Ранний этап истории даосских книг охватывает период с середины первого тыс. до н. э. до первых веков новой эры. Как мы неоднократно отмечали ранее [9, с. 19-24], суть его — в возникновении и развитии генетически разнородных, но близких по некоторым концептуальным характеристикам движений, которые позже стали отождествляться как даосские [8, c. 149–160]. Среди этих движений особое место занимает так называемая “школа Дао” (“дао цзя”) — идеология, отраженная в ряде текстов эпохи Чжаньго (5–3 вв. до н. э.), впечатляющая по силе духа и выразительности слова и оставившее яркий след в истории китайской цивилизации. Среди сочинений этого направления наиболее известными являются трактаты “Даодэцзин” и “Чжуан-цзы”. Сочинения “школы Дао” имеют эксплицитно нерелигиозный характер, поэтому их также называют текстами даосской философской классики. Настоящая статья представляет собой опыт анализа первой известной описи текстов “школы Дао”, сохранившейся в историографическом сочинении Бань Гу (32–92).

Первую опись текстов “школы Дао” вместе с краткими аннотациями к отдельным сочинениям и общим резюме ко всему списку мы находим в библиографическом трактате “Описание классических [книг и прочей] литературы” (“И вэнь чжи”) из “Истории [Ранней] Хань” (“Хань шу”) [ХШИВ, с. 25-28]. “Хань шу” была составлена Бань Гу (32-92) в первом веке новой эры, однако при подготовки библиографического трактата автор опирался на аннотированный каталог императорской библиотеки, созданный Лю Сяном (77? — 6 до н. э.) и дополненный Лю Синем (53? до н. э. — 23 н. э.). Соответственно, мы оцениваем данную опись как источник, отражающий восприятие даосской философии официальным уровня китайской культуры эпохи Ранняя Хань (3–1 вв. до н. э.).


История появления и структура первой китайской библиографии

Большие книжные хранилища на территории императорских резиденций начинают создаваться в Китае с эпохи Хань (3 в. до н.э — 3 в. н. э.). Уже при императоре У-ди (140-87 до н. э.) была предпринята масштабная попытка сбора книг, а в годы правления Чэн-ди (32-7 до н. э.) работа по созданию и активному пополнению общекитайского книжного собрания стала проводиться систематически [4, с. 135]. При сборе книг внимание уделялось как поискам древних произведений, так и сбору сочинений современников, составлявших корпус раннеханьской словесности.

Смутное время эпохи Чжаньго (5–3 вв. до н. э.) и “книжная инквизиция” периода правления Цинь-ши хуан-ди (3 в. до н. э.) привели китайские книжные сокровища в плачевное состояние.

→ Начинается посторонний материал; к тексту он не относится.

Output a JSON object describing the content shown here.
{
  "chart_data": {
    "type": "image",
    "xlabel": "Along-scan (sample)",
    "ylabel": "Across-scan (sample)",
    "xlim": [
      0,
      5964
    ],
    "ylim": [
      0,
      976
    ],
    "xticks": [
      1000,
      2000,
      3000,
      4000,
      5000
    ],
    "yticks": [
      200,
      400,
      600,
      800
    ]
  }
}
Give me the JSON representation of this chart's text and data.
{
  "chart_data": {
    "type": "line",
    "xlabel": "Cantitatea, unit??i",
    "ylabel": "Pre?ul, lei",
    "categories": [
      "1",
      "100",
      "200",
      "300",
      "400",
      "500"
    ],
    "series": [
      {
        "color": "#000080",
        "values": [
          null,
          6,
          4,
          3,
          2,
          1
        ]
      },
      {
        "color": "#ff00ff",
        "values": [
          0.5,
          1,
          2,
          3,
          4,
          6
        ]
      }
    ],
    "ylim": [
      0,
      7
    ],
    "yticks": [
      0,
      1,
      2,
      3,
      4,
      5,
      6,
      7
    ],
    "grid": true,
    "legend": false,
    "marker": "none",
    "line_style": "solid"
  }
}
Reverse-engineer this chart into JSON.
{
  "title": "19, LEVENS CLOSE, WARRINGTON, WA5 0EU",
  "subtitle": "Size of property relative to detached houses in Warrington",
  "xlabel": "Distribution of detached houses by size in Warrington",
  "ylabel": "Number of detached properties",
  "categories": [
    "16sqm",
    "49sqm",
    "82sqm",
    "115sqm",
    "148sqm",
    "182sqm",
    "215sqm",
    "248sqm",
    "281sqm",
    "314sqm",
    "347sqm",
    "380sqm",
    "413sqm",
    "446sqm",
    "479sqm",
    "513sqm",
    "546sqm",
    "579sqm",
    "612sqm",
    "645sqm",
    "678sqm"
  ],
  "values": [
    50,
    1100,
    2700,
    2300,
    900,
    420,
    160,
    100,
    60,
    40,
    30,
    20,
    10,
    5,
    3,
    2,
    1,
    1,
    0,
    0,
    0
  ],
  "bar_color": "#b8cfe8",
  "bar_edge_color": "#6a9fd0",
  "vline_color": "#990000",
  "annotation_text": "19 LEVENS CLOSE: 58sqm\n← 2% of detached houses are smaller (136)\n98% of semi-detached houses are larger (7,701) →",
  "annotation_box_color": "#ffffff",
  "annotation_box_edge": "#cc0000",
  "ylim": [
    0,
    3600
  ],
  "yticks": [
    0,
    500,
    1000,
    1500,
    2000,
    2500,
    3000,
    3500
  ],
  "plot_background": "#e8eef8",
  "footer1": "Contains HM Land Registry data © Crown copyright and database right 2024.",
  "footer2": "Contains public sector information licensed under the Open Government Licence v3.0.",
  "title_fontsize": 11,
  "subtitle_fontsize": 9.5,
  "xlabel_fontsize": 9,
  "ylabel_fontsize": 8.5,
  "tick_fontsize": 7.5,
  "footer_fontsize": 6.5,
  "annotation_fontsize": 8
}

К началу эпохи Хань часть книжного наследия была утеряна, часть книг сохранилась лишь частично, в разных списках и у различных владельцев. Такая ситуация вызвала к жизни особый штат знатоков книжного дела, которые осуществляли скрупулезную работу по реставрации и сверке различных фрагментов частично сохранившихся текстов. Развернушаяся в начале Хань активная работа по восстановление ранее считавшихся утраченными сочинений и быстрое накопление книг сделали актуальной задачу их систематизации и библиографического описания. Начало решения этой многотрудной задачи связано с именем Лю Сяна (77? — 6 до н. э.) — главного хранителя императорских библиотек, ученого, поэта и писателя, большого знатока древней и современной ему литературной традиции.

Лю Сян был выходцем из знатного аристократического рода, который некогда обосновался в городе Пэй (совр. Цзянсу). Он носил имя (мин) Гэн-шэн и прозвище (цзы) Цзы-чжэнь. После восшествия Чэн-ди на престол молодой эрудит, благодаря своим обширным познаниям и родственным связям с правящей фамилией, получает почетный титул придворного советника по делам императорской родни (сань ци цзун чжэн) и назначается ответственным за сверку книг (цзяо шу). Тогда же он принимает новое имя — Сян. За годы своей жизни Лю Сян создал большое количество литературных трудов. Его наследие составляло несколько десятков томов поэтических или ритмико-прозаических сочинений, из которых до нашего времени сохранилось чуть более десятка. Из известных поэтических произведений Лю Сяна наиболее высокой оценки удостоилась работа “Девять вздохов” (“Цзю тань”), которая была включена в составленный им же сборник “Чуские строфы” (чу цы). Кроме того, Лю Сян внес значительный вклад в развитие прозаической литературы. Широкую популярность получила его антология “Жизнеописание знаменитых женщин” (“Ле нюй чжуань”), но в значительно большей степени его имя прославило другое сочинение, на протяжении тысячелетий считавшееся классикой китайского неофициального историописания, — “Чжань го це” (“Планы Сражающихся царств”). Предприняв попытку отобрать лучшее из фрагментарно сохранившихся исторических источников и желая восстановить по крупицам утерянное, Лю Сян создал обширную работу о союзах царств и столкновениях между ними в период Чжаньго (5–3 вв. до н. э.). Это сочинение сумело донести “до нас живое дыхание того удивительного времени, которым были недовольны все его лучшие умы и которое, тем не менее, оставило Китаю ни с чем не сравнимые сокровища культуры” [2, с. 303]. О своем творении Лю Сян писал так:

“Что касается книги, которую я выверил и (назвал) “Планы Сражающихся царств”, то в императорских библиотеках было сочинение, обладающее избытком свитков, пребывавших в беспорядке и взаимно перемешанных. Кроме того, имелось восемь глав, в которых (повествование велось) по отдельным царствам. Этого было недостаточно. Я, опираясь на (повествование) по отдельным царствам, расположил (материал) по временной последовательности, разделив (материалы), пребывавшие в беспорядке, чтобы они дополняли друг друга, и, устранив повторения, получил 33 главы” [1, с. 98–100].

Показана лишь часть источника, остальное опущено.